Dopo l'ennesima aggressione da parte delle forze dell'ordine ai danni di un nostro fratello senegalese, a Genova, gli immigrati/e e gli antirazzisti che vivono in questa città hanno dato vita ad una risposta che non è stata per niente casuale (di questo riportiamo nelle pagine di questa news). Sono anni, infatti, che l’Associazione ‘3 febbraio’ propone e pratica la scelta di piena accoglienza e in questo l'autodifesa come forma affermativa individuale e collettiva di reazione alle aggressioni e agli abusi delle forze dell'ordine e dei razzisti. Dopo l'aggressione subita da un nostro fratello è maturata ancora di più la consapevolezza che non c'è nessuno a cui delegare la nostra incolumità: se sono gli stessi "tutori dell'ordine" gli aggressori, a chi, chiedere di difenderci? questa è una domanda che rivolgiamo alla nostra gente da anni, dialogando e suscitando in ciascuno la responsabilità della comune incolumità e vita. Stiamo imparando che soltanto noi stessi in prima persona possiamo garantirle. Ecco perché parliamo di protagonismo nell’iniziare a fare da se, autoresponsabilizzandosi per se stessi e per i propri fratelli e sorelle. Uno degli aspetti fondamentali, infatti, è la solidarietà: scendere in piazza o partecipare ad una manifestazione, intervenire in un’assemblea, informare il quartiere andando oltre la propria comunità, è fondamentale ma decisivo è coinvolgere tutti e tutte, rendere partecipi e responsabili tutte le comunità nell’attivarsi per la solidarietà.
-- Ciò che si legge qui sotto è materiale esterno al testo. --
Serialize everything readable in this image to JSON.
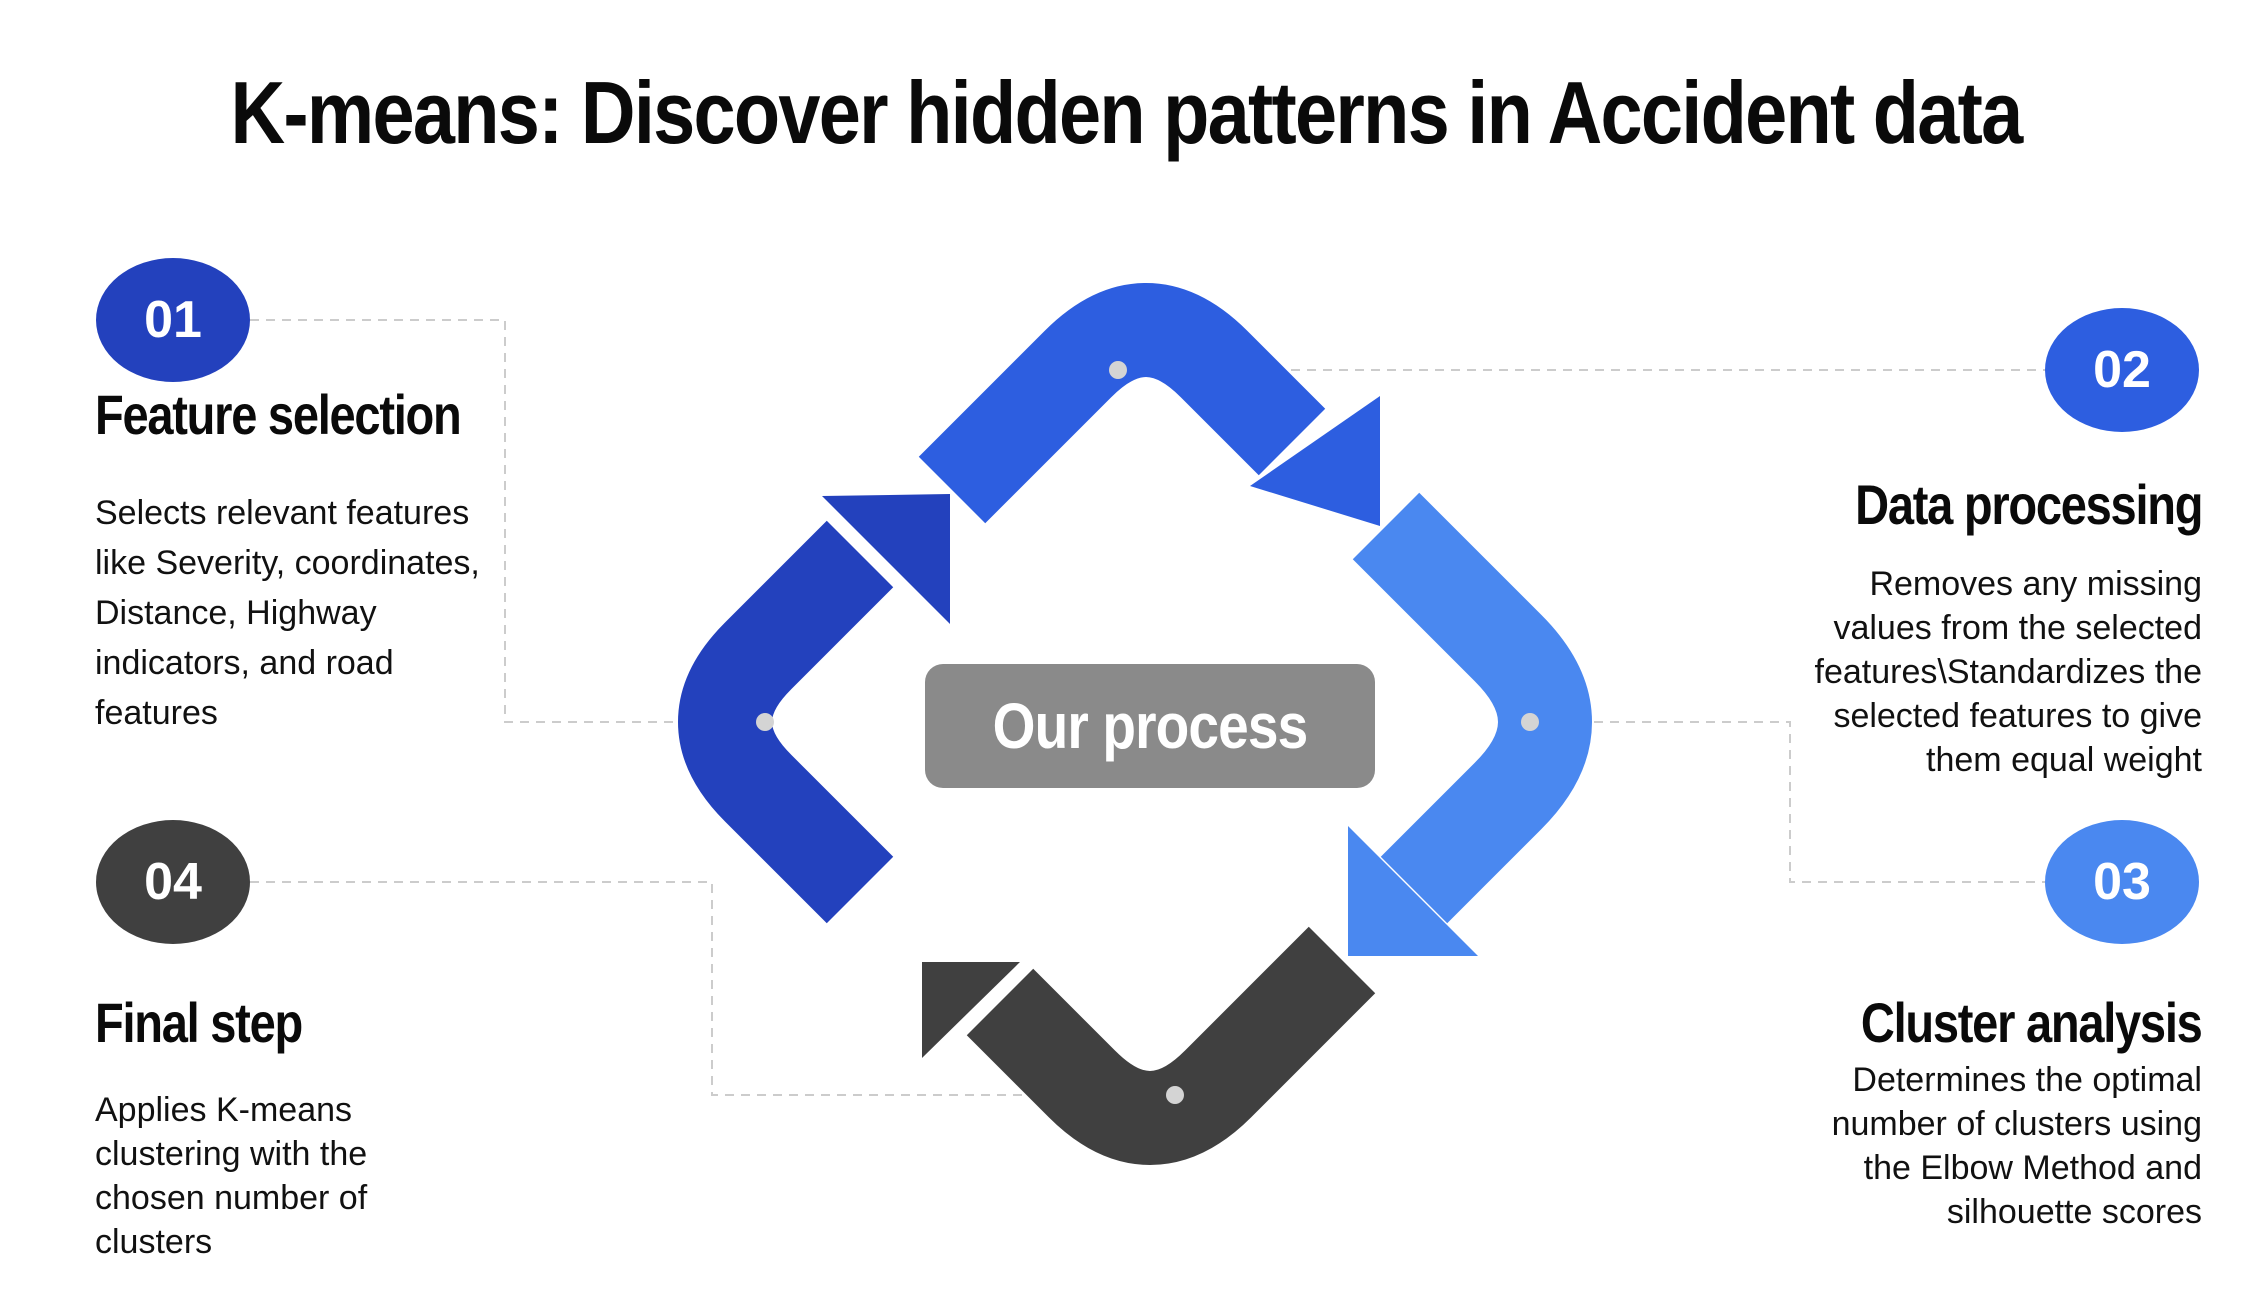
{
  "title": "K-means: Discover hidden patterns in Accident data",
  "center_label": "Our process",
  "colors": {
    "step1": "#2341bd",
    "step2": "#2d5ee0",
    "step3": "#4a88f0",
    "step4": "#404040",
    "center": "#8a8a8a",
    "connector": "#cccccc"
  },
  "steps": [
    {
      "number": "01",
      "title": "Feature selection",
      "description": "Selects relevant features like Severity, coordinates, Distance, Highway indicators, and road features"
    },
    {
      "number": "02",
      "title": "Data processing",
      "description": "Removes any missing values from the selected features\\Standardizes the selected features to give them equal weight"
    },
    {
      "number": "03",
      "title": "Cluster analysis",
      "description": "Determines the optimal number of clusters using the Elbow Method and silhouette scores"
    },
    {
      "number": "04",
      "title": "Final step",
      "description": "Applies K-means clustering with the chosen number of clusters"
    }
  ]
}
Per esempio, per un fratello del Senegal non basta la solidarietà della propria comunità; è decisiva la solidarietà delle comunità arabe, delle comunità sudamericane, italiana ecc.
E’ una scelta difficile quella di esprimere la propria solidarietà a persone che non conosciamo ma è la scelta più grande, anche perché mentre la si fa ci si inizia a conoscere ed inizia a prevalere ciò che ci unisce in quanto essere umani. La solidarietà interetnica ci aiuta a crescere e a conoscere, ci aiuta a superare le diffidenze, ci permette di affermare l’amicizia, ci permette di sentirci degli essere umani migliori e di essere più solidali tra di noi.
Tutto questo ha bisogno di essere praticato in maniera organizzata e auotorganizzata, cioè ha bisogno che ciascuno di noi lo scelga. Essere organizzati significa garantire non solo la partecipazione di tutti e tutte ma che innanzitutto ciascuno possa essere valorizzato.
Anche per questo costruiamo l’A3F dove ogni singolo individuo possa esprimere il meglio di sé e in questo vogliamo continuare noi stessi ad imparare.
Per questo, le assemblee sono fondamentali ma ancora di più hanno bisogno di protagonisti convinti, positivi, capaci di ascoltare o di fare critiche costruttive che mettano al centro le priorità cioè le idee e la solidarietà. Nell’ambito di una proposta di accoglienza incondizionata l'autodifesa interetnica ha bisogno di essere organizzata, progettata meglio, dappertutto, in Italia ed oltre, ha bisogno di essere sperimentata in prima persona individualmente e collettivamente, quindi ha bisogno di protagonisti, di avanguardie, di mettere al centro la solidarietà tra gli esseri umani che siano di culture, provenienze e fedi differenti, che si uniscano nel tentativo di affermare la dignità umana.
La vita che scegliamo ha bisogno di solidarietà interetnica.